–С демонами сделок не веду! – повторил Михаил.
–Тогда вызывай своё начальство. А я вызову своё, – предложил Астарот, пожимая плечами.
Так следовало поступать по протоколу. Он нарочно старался быть невозмутимым, но приходил от одной мысли вызова своего начальства в трепет. То же думал и Михаил – архистратиг, это, конечно, сила, но не та, которую следует дёргать по мелочам.
Габриэль не простит. Припомнит. А ещё хлеще – вытащит этот вопрос на обсуждение других архангелов и плакала премия, и плакал отпуск на весь двадцать первый век!
–Я предлагаю понаблюдать за нею, а потом решить, кому она принадлежит больше, – промолвил Михаил и первым просочился сквозь стену в квартиру Светланы.
Астарот закатил глаза, но последовал за ним.
***
День у Светланы не задался. Сначала почему-то не сработал будильник, и она сама вскочила часом позже, из-за чего не успела позавтракать, толком умыться. Спешно одеваясь же, неожиданно порвала единственную приличную блузку и, чертыхаясь, рванулась к шкафу.
Также утром выяснила ещё следующее: маме стало хуже, а у детей (сразу же обоих) температура.
Пришлось остаться дома. Во всяком случае. От первой работы отказаться на день пришлось точно – этому не обрадовались, поворчали, но в положение, кажется, вошли.
Собралась в аптеку, но то ли руки от нервов дрожали, то ли замочку пришла пора сломаться, но дёрнула молнию Светлана на сапожке, и… осталась в пальцах собачка, и замочек издевательски расползся по шву.
Это было уже слишком. Светлана не была сильным человеком. Она никогда не искала себе ни славы, ни денег, ни талантов. Она хотела себе семью и думала, что её жизнь будет обычной, а она оказалась для неё слишком тяжёлой.
И Светлане стало себя жаль, жаль всю свою погибающую молодость, жаль уходящие годы, и уже ушедшие, жаль за подлеца-мужа, за больных детей, за маму, за работу бесконечную и тяжёлую, за сапожок этот чёртов жаль, что она просто заплакала.
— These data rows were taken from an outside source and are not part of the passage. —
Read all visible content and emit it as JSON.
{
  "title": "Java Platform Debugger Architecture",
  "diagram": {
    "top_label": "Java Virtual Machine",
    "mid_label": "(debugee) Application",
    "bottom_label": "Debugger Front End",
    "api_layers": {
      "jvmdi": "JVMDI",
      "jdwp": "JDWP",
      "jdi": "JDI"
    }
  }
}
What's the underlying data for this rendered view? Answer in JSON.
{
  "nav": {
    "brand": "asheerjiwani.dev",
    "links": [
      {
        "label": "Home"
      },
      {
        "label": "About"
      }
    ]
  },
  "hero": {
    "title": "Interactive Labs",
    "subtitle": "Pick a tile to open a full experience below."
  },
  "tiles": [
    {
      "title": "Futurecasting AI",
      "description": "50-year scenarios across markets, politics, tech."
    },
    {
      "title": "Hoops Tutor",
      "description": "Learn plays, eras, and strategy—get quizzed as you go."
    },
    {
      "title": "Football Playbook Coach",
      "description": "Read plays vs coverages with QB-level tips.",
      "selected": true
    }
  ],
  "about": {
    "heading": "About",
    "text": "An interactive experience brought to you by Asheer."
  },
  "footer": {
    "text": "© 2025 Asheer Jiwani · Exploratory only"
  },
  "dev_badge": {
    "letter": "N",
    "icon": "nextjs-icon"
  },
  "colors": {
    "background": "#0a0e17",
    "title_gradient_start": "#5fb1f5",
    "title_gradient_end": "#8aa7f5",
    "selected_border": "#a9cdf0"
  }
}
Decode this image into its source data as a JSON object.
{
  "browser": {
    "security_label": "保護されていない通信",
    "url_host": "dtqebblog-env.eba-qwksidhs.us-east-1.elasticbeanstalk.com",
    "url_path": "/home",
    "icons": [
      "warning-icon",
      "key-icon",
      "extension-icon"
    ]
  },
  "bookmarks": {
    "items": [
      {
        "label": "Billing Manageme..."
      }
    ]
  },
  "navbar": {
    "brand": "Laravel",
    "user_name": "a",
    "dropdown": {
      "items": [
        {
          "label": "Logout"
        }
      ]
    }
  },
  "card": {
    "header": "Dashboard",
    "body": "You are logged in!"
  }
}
Не заревела, как ревут расстающиеся влюблённые, не зарыдала, как это делают натуры горячие и яркие, не заголосила, как это делают, когда положено, а тихо-тихо заплакала в отчаянии.
***
–Не проповедница светлого слова, – с досадой резюмировал Михаил, забыв о том, что говорит в присутствии своего идеологического врага. – Даже Мария рыдала меньше, и себя меньше жалела, когда ей было явлено откровение. А тут…
Но Астарот был тоже поражён:
–Человек! всего лишь человек! со своими проблемами, с сапогами… не сужу, конечно, не уполномочен, но тьма – это сила, а здесь тьма её раздавит.
Михаил осёкся, глянул на Астарота с удивлением:
–Речи, незнакомые прежде! Не печалился ты раньше о душах. Жалость в тебе взыграла?
–Ты меня так не оскорбляй! – обозлился демон, – а то я тебе живо одежды белые адской серой залью! Просто…ну какой она наш адепт? Ты посмотри на неё! О, смотри, у неё суп убежал!
***
Светлана с трудом дожила до конца этого долгого муторного дня. Наконец, стоя на коленях у окна, начала привычную молитву:
–Господи, если ты есть, если слышишь меня, дай мне облегчение в жизни! Не могу я так больше! не могу! Руки опускаются. Услышь же меня, наконец! Или ты услышь, дьявол!
Светлана не знала, к кому уже возносить мольбу и впервые обратилась к обеим сторонам с прошением. Она не знала, верить ли ей вообще во что-то высшее, и поддавалась лишь единственному шансу на спасение – выхода иного она не видела.
Как не видела она архангела и демона, засевших и выжидающих в её квартире.
***
А ночью снилась Светлане всякая муть. Сначала явилась перед нею белая крылатая фигура и возвестила:
–Ликуй, смертная! Дано тебе небесами и сами Богом право и долг лёг на тебя – неси слово Его, неси дело Его, и будешь вознаграждена ты раем!
Радостно сделалось сначала Светлане, но потом вспомнилось вдруг сквозь этот тихий и радостный сон, что у неё порвался сапожок, что маме нужны лекарства, что педиатр настойчиво рекомендует отвезти детей на море – слишком часто болеют…
–Иди-ка ты к чёрту! – бормотнула Светлана расплывающейся белой фигуре, – не хочу… спать хочу, а рая не хочу.